Now this is really good:
blog.myspace.com/fryingbear
and this LJ commentary:
Well, okay, let's say you're playing a game where traditional gender roles are an indispensable component of the setting, and your players are all cool with this. Surely the girls have no grounds for complaint now, right? Well, there's still the matter of the many choices you make about plot. (Or characterization of your NPCs, if you're playing in a game where GM authority is shared to the extent that talking about a premeditated "plot" isn't helpful.)
A friend said something recently about my own NPC/PC females. I'll paraphrase, "Your females are always a lot smarter than they pretend to be, or else they don't really pretend."
Another aspect of Zelazny's Corwin? "Neither interested nor fit?" Lots of female readers blow off Zelazny's Amber because of the 'all boy' world shown. RZ framed the tale through the eyes of a moody male privileged protagonist. (I don't automatically think this means Zelazny was one, but I can see why it wouldn't be entertaining to read about one.)

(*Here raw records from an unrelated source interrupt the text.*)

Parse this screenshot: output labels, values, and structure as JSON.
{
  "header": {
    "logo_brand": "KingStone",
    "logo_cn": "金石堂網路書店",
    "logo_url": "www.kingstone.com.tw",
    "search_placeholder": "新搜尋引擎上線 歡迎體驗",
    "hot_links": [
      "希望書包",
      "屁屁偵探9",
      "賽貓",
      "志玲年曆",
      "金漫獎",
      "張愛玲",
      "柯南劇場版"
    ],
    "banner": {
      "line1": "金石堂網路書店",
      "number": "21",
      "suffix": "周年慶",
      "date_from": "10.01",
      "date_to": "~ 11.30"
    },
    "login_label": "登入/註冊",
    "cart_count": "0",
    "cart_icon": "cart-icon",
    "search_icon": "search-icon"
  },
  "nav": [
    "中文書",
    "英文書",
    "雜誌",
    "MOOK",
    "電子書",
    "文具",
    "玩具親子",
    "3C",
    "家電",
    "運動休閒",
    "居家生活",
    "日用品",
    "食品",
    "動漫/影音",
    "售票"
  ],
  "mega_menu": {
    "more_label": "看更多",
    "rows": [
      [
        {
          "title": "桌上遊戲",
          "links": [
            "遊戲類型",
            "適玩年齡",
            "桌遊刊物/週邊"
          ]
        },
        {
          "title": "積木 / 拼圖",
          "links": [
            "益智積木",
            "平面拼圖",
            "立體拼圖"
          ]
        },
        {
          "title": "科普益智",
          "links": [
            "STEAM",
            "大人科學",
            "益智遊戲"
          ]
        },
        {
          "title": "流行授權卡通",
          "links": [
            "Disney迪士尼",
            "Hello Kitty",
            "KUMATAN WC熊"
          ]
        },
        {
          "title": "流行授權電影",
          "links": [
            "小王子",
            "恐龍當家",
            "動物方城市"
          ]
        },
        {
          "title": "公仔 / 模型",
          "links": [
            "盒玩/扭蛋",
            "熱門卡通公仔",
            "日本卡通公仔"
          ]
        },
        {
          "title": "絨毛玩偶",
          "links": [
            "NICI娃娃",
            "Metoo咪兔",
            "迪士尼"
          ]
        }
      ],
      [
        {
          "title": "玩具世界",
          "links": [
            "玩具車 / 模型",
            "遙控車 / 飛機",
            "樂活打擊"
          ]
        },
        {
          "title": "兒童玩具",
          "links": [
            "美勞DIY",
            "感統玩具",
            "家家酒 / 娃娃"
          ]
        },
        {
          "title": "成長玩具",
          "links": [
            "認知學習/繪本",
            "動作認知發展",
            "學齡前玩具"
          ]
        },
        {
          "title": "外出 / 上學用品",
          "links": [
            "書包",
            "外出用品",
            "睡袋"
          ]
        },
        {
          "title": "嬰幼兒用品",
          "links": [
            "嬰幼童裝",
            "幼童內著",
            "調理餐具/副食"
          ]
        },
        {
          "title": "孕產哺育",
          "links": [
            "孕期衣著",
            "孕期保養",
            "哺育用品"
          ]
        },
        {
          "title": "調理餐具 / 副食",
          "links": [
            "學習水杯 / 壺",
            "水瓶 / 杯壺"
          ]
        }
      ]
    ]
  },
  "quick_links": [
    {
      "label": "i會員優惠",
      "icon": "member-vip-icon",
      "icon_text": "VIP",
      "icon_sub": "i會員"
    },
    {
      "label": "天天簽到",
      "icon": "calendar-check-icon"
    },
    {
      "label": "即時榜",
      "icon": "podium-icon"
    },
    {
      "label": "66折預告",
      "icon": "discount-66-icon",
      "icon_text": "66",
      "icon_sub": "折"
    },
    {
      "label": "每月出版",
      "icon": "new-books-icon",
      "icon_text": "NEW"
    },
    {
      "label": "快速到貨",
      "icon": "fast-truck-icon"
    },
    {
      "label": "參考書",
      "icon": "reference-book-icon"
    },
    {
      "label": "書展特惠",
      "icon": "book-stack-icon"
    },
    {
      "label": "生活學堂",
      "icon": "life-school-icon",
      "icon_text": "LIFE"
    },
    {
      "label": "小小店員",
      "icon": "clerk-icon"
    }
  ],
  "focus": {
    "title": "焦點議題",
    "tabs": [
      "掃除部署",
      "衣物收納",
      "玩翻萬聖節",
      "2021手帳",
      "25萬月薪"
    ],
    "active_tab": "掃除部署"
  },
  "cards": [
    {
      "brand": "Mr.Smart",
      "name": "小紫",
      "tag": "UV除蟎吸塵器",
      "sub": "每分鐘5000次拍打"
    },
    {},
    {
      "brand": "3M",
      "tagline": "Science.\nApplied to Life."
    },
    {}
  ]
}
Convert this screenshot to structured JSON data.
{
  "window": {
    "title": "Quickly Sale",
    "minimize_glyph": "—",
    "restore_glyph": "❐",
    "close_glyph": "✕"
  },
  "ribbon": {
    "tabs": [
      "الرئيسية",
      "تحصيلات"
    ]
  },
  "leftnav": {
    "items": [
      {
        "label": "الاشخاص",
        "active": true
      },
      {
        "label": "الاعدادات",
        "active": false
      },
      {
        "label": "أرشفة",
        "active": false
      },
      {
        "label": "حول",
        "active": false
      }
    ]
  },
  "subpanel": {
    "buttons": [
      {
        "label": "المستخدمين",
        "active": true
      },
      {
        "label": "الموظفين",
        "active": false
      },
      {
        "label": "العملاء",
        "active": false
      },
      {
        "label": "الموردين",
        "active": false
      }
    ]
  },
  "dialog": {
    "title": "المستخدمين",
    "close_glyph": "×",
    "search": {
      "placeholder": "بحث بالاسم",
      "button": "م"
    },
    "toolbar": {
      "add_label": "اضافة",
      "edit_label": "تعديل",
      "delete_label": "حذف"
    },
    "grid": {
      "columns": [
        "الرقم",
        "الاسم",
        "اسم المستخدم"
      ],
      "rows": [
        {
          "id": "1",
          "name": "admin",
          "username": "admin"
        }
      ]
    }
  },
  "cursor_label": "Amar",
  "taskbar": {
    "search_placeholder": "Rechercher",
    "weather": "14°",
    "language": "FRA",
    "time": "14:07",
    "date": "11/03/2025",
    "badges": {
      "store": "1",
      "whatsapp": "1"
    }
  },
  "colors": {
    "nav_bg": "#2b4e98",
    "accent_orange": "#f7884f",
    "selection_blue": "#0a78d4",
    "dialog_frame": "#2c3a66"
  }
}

So I think I'm a canon buster on this. Or perhaps a princess-apologist or something. I tend to do that with the Amber female characters in my rpgs: they always seem to say exactly what the boys expect them to OR they bite back hard about the chains of paternal expectations.
Unstable or insane women with possible axes to grind? Well, yes, my game has those archetypes as well. But they aren't the movers or one-note archetypes.
I'm at a strange place with Marius (PC in House of Cards.) Being a feminist-misogynist myself (no, they're actually not incompatible; I have high expectations of the women I don't like) I try to fall harder on the "women are incapable" side when taking his impressions. I think he dreams of women in penance.